The IT sector has always had a poor reputation when it comes to gender diversity. In the UK alone women make up just 17 per cent of the technology workforce. But the lack of women in ICT roles in Europe cost the sector €9bn in lost revenue, according to a European Commission report in 2013. The report also found that women are far more likely to leave the sector mid-career.
However, women have played a crucial role in the development of IT. One of the first computer scientists was British-born noblewoman and mathematician Ada Lovelace, born in 1815. There are many more talented women today whose contributions are key to the advancement of the industry.
In order to attract more talent, the sector must do more to champion the successes of its female role models – of which there are many. Here we celebrate the achievements of women in the industry with our list of top 10 influential women in IT in Europe.
In 2013, Joanna Shields was appointed chief executive of Tech City UK, a government-backed organisation aimed at lowering the barriers to technology entrepreneurship. Earlier this year she stepped up to the chairman’s role. She is digital advisor to the prime minister of the United Kingdom David Cameron and is a non-executive director of the London Stock Exchange Group. Shields has worked in the sector for 27 years and was awarded an Order of the British Empire in January 2014 for services to the digital industries. In August 2014 she was awarded a peerage.
Sabine Everaet has held the post of CIO at Coca-Cola Europe for five years. During that time she delivered significant savings and has overseen a number of outsourcing and offshoring strategies. Everaet has been instrumental in developing the company’s digital marketing, business intelligence and big data strategies. She also chairs the Coca-Cola European Women Leadership Council and is active in a number of networks to advance women in IT.
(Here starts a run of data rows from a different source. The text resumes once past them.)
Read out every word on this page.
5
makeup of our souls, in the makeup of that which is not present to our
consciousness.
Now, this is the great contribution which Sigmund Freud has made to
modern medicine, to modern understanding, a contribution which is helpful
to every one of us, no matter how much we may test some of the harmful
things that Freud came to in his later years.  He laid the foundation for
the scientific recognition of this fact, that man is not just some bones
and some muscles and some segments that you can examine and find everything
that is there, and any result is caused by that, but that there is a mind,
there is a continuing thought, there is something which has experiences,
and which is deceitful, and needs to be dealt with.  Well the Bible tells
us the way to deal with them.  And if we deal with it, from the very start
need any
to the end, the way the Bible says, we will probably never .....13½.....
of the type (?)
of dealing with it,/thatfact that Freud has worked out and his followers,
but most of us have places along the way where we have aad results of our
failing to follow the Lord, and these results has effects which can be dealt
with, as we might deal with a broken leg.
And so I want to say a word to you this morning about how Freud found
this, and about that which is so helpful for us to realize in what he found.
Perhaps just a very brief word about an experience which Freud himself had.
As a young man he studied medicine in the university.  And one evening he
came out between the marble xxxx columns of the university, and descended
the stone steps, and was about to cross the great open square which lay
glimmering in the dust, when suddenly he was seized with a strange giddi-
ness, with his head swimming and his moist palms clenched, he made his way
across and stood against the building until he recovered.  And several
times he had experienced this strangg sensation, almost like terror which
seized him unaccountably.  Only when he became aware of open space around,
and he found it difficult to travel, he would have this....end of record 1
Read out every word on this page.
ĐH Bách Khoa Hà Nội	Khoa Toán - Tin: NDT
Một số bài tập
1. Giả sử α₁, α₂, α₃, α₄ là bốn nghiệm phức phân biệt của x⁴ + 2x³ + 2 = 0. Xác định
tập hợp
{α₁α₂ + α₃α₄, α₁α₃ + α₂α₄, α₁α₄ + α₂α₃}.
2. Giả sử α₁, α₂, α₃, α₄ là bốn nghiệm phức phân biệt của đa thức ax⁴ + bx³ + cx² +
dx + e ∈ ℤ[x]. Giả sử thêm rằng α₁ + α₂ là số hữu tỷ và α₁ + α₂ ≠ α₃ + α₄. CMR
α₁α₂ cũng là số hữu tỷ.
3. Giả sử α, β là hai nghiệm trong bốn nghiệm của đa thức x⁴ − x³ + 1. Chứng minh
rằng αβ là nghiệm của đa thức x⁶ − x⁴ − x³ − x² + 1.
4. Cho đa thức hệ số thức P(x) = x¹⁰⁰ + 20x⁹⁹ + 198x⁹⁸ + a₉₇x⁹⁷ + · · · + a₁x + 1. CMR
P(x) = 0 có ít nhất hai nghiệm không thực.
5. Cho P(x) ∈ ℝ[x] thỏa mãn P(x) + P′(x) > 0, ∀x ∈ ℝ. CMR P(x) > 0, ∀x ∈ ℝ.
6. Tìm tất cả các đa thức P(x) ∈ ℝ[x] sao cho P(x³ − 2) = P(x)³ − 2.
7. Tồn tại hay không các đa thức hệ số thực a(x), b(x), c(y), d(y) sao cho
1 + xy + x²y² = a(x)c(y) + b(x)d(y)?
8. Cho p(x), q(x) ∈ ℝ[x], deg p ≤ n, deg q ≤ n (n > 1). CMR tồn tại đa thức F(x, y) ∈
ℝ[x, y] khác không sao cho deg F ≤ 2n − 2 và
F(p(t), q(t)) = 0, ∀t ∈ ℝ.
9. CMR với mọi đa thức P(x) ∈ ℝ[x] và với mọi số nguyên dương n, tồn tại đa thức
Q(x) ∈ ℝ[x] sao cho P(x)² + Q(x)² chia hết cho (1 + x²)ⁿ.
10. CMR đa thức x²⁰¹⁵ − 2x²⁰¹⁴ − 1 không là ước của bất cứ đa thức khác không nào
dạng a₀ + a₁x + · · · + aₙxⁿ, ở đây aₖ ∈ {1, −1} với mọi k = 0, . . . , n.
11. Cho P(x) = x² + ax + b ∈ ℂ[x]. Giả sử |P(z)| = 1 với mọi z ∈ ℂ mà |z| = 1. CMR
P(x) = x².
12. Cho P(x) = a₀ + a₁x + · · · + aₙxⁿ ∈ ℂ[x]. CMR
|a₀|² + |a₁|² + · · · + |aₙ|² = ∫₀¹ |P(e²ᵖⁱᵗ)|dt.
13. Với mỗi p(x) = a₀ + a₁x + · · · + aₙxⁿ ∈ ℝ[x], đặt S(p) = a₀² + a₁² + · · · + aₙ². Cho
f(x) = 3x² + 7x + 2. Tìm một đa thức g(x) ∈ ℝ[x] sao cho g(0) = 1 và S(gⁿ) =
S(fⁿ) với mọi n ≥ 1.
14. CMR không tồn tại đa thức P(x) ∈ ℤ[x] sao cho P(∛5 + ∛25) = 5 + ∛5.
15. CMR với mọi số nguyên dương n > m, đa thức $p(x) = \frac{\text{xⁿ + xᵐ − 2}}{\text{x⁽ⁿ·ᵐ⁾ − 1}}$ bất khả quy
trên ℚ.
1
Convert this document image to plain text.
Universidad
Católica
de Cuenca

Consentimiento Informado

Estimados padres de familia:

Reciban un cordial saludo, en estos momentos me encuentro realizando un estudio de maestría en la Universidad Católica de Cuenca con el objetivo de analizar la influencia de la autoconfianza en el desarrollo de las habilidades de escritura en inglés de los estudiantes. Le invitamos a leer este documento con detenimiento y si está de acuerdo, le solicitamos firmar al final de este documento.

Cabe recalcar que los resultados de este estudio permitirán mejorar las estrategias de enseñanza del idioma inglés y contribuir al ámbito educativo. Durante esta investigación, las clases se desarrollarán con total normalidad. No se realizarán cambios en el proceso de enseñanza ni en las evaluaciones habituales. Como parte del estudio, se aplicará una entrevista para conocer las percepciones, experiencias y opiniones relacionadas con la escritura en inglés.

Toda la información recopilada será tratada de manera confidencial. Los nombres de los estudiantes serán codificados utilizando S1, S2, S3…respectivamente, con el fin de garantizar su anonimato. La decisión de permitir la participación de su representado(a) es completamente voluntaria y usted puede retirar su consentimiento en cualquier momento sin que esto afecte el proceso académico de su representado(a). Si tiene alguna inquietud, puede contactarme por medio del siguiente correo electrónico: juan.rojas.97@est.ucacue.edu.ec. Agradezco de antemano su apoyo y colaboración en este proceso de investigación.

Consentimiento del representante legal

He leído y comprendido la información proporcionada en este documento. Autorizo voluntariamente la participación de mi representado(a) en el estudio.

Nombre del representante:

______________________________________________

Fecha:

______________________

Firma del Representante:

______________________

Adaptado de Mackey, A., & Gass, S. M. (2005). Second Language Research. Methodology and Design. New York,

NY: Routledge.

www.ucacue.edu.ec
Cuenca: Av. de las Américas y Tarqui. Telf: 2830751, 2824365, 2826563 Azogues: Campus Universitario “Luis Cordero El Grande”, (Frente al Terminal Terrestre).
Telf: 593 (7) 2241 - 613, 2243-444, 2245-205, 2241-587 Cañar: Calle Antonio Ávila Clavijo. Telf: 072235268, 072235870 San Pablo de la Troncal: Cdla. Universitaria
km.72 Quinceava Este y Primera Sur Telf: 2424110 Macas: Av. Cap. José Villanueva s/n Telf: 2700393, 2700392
Anne Bouverot was appointed director general of the GSMA, the association for mobile operators across the world, in 2012. Previously she was vice president of mobile services for France Telecom Orange. She holds M.S. and Ph.D. degrees in mathematics and computer science from the Ecole Normale Supérieure and an M.S. degree from Telecom Paris.
Neelie Kroes is vice-president of the European Commission and responsible for the zone’s Digital Agenda, the EU’s strategy to help technologies deliver sustainable economic growth. During that time she has campaigned for high-speed broadband for all and is pushing for a single telecoms market to guarantee net access. She also launched a €100m taxpayer-backed fund to invest in tech startups in the EU.
Martha Lane Fox is a technology entrepreneur and peer. She joined the House of Lords in 2013, becoming its youngest female member. Lane-Fox co-founded Lastminute.com in the dotcom boom of the early 2000s. In 2009 she was appointed the UK Government’s Digital Inclusion Champion and produced a comprehensive report on the UK government’s digital strategy. She also set up Race Online 2012 and Go ON UK, a charity devoted to getting more people online.
Monique Morrow is CTO at networking giant Cisco Systems. She has more than 20 years’ experience in IP internetworking design. Morrow led the engineering project team for one of the first Multiprotocol Label Switching (MPLS) networks in the world, which provides a mechanism for forwarding packets for any network protocol. MPLS is now an established technology throughout the world.
In 2014 Eva Berneke was appointed CEO of one of Denmark’s largest software and IT firms KMD. The company employs more than 3,200 staff and reports annual turnover of DKK 3.8bn (€500m). Previously she was senior executive vice-president of communications company TDC Business.
Last year Nicola Mendelsohn was appointed Facebook’s vice-president of EMEA. She is also co-chair of the UK government’s creative industries council, alongside Business Secretary Vince Cable. Drinks giant Diageo appointed her as non-executive director this year to bolster its digital marketing expertise.
Emma Mulqueeny is the founder of Rewired State and Young Rewired State, the collaborative hacking organisation. She is a commissioner for the Speaker of the House of Commons’ Commission on Digital Democracy, set up to investigate the opportunities digital technology can bring for parliamentary democracy in the UK.
Anneke Burger-Tebbens Torringa is board member of CIONET, the community group for IT executives in Europe. Previously she was CIO of GDF Suez Energy, in the Netherlands – a subsidiary of one of the largest energy suppliers in the world. She has also co-authored a book: “Round Shapes in IT”.